2.15. Label-free quantitative LC/MS proteomics analysis
The cell culture supernatants of AML cells were collected in ATO and NC groups, the AML xenograft tumors of the ATO and PBS groups were isolated from mice (n = 3 per group), and the label-free quantification proteomics analysis was performed (Novogene, China). Briefly, proteins were extracted, and the concentrations were determined by Bradford protein assay (Bio-Rad, USA). After proteins were digested with Trypsin Gold (Promega), shot-gun proteomics analyses were performed using an EASY-nLC 1200 UHPLC system (Thermo Fisher Scientific) coupled with an Orbitrap Q Exactive HF-X mass spectrometer (Thermo Fisher Scientific) operating in the data-dependent acquisition mode. Data were searched against the UniProt database for Mus musculus(85,165 sequences, downloaded 18 January 2019) database by the search engine Proteome Discoverer 2.2 (Thermo Fisher Scientific). To analyze the protein family and pathway, the functional analysis was conducted using the interproscan program against the databases of COG (Clusters of Orthologous Groups) and KEGG (Kyoto Encyclopedia of Genes and Genomes). DEPs were used for Volcanic map analysis, cluster heat map analysis, and enrichment analysis of GO, IPR, and KEGG. The probable protein-protein interactions were predicted using the STRING server.

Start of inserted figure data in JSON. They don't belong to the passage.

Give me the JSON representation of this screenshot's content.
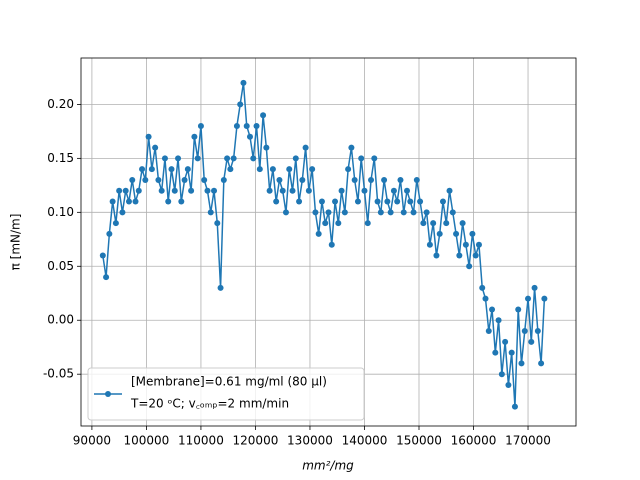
{
  "chart_data": {
    "type": "line",
    "xlabel": "mm²/mg",
    "ylabel": "π [mN/m]",
    "x": [
      92000,
      92600,
      93200,
      93800,
      94400,
      95000,
      95600,
      96200,
      96800,
      97400,
      98000,
      98600,
      99200,
      99800,
      100400,
      101000,
      101600,
      102200,
      102800,
      103400,
      104000,
      104600,
      105200,
      105800,
      106400,
      107000,
      107600,
      108200,
      108800,
      109400,
      110000,
      110600,
      111200,
      111800,
      112400,
      113000,
      113600,
      114200,
      114800,
      115400,
      116000,
      116600,
      117200,
      117800,
      118400,
      119000,
      119600,
      120200,
      120800,
      121400,
      122000,
      122600,
      123200,
      123800,
      124400,
      125000,
      125600,
      126200,
      126800,
      127400,
      128000,
      128600,
      129200,
      129800,
      130400,
      131000,
      131600,
      132200,
      132800,
      133400,
      134000,
      134600,
      135200,
      135800,
      136400,
      137000,
      137600,
      138200,
      138800,
      139400,
      140000,
      140600,
      141200,
      141800,
      142400,
      143000,
      143600,
      144200,
      144800,
      145400,
      146000,
      146600,
      147200,
      147800,
      148400,
      149000,
      149600,
      150200,
      150800,
      151400,
      152000,
      152600,
      153200,
      153800,
      154400,
      155000,
      155600,
      156200,
      156800,
      157400,
      158000,
      158600,
      159200,
      159800,
      160400,
      161000,
      161600,
      162200,
      162800,
      163400,
      164000,
      164600,
      165200,
      165800,
      166400,
      167000,
      167600,
      168200,
      168800,
      169400,
      170000,
      170600,
      171200,
      171800,
      172400,
      173000
    ],
    "series": [
      {
        "name": "[Membrane]=0.61 mg/ml (80 μl)",
        "note": "T=20 ᵒC; v꜀ₒₘₚ=2 mm/min",
        "color": "#1f77b4",
        "values": [
          0.06,
          0.04,
          0.08,
          0.11,
          0.09,
          0.12,
          0.1,
          0.12,
          0.11,
          0.13,
          0.11,
          0.12,
          0.14,
          0.13,
          0.17,
          0.14,
          0.16,
          0.13,
          0.12,
          0.15,
          0.11,
          0.14,
          0.12,
          0.15,
          0.11,
          0.13,
          0.14,
          0.12,
          0.17,
          0.15,
          0.18,
          0.13,
          0.12,
          0.1,
          0.12,
          0.09,
          0.03,
          0.13,
          0.15,
          0.14,
          0.15,
          0.18,
          0.2,
          0.22,
          0.18,
          0.17,
          0.15,
          0.18,
          0.14,
          0.19,
          0.16,
          0.12,
          0.14,
          0.11,
          0.13,
          0.12,
          0.1,
          0.14,
          0.12,
          0.15,
          0.11,
          0.13,
          0.16,
          0.12,
          0.14,
          0.1,
          0.08,
          0.11,
          0.09,
          0.1,
          0.07,
          0.11,
          0.09,
          0.12,
          0.1,
          0.14,
          0.16,
          0.13,
          0.11,
          0.15,
          0.12,
          0.09,
          0.13,
          0.15,
          0.11,
          0.1,
          0.13,
          0.11,
          0.1,
          0.12,
          0.11,
          0.13,
          0.1,
          0.12,
          0.11,
          0.1,
          0.13,
          0.11,
          0.09,
          0.1,
          0.07,
          0.09,
          0.06,
          0.08,
          0.11,
          0.09,
          0.12,
          0.1,
          0.08,
          0.06,
          0.09,
          0.07,
          0.05,
          0.08,
          0.06,
          0.07,
          0.03,
          0.02,
          -0.01,
          0.01,
          -0.03,
          0.0,
          -0.05,
          -0.02,
          -0.06,
          -0.03,
          -0.08,
          0.01,
          -0.04,
          -0.01,
          0.02,
          -0.02,
          0.03,
          -0.01,
          -0.04,
          0.02
        ]
      }
    ],
    "xlim": [
      88000,
      178800
    ],
    "ylim": [
      -0.098,
      0.243
    ],
    "xticks": [
      90000,
      100000,
      110000,
      120000,
      130000,
      140000,
      150000,
      160000,
      170000
    ],
    "yticks": [
      -0.05,
      {
        "value": 0.0,
        "label": "0.00"
      },
      0.05,
      {
        "value": 0.1,
        "label": "0.10"
      },
      0.15,
      {
        "value": 0.2,
        "label": "0.20"
      }
    ],
    "grid": true,
    "legend": "lower left"
  }
}
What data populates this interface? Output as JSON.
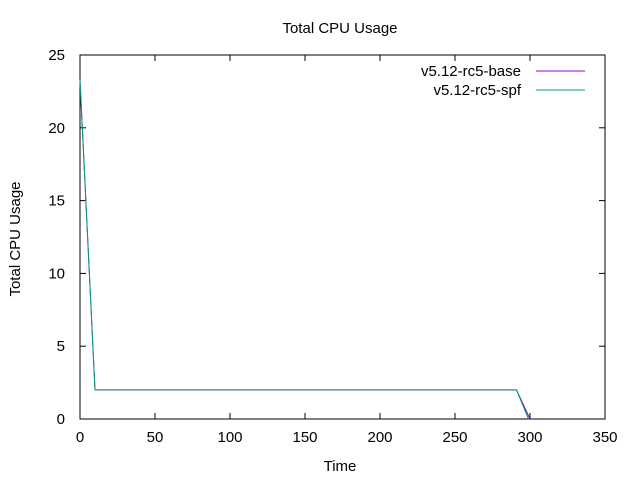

2.16. Statistical analysis
The statistical analysis of data was performed using GraphPad Prism 8. The comparison between the other two groups of data was analyzed by an unpaired t-test. The comparison among multiple groups was carried out by one-way analysis of variance. Body weight and tumor volume at different time points were compared using repeated-measures analysis of variance. P < 0.05 was considered to be significant. Graphs and error bars represent means ± SD of independent biological experiments unless stated otherwise. For all experiments, the investigators were not blinded.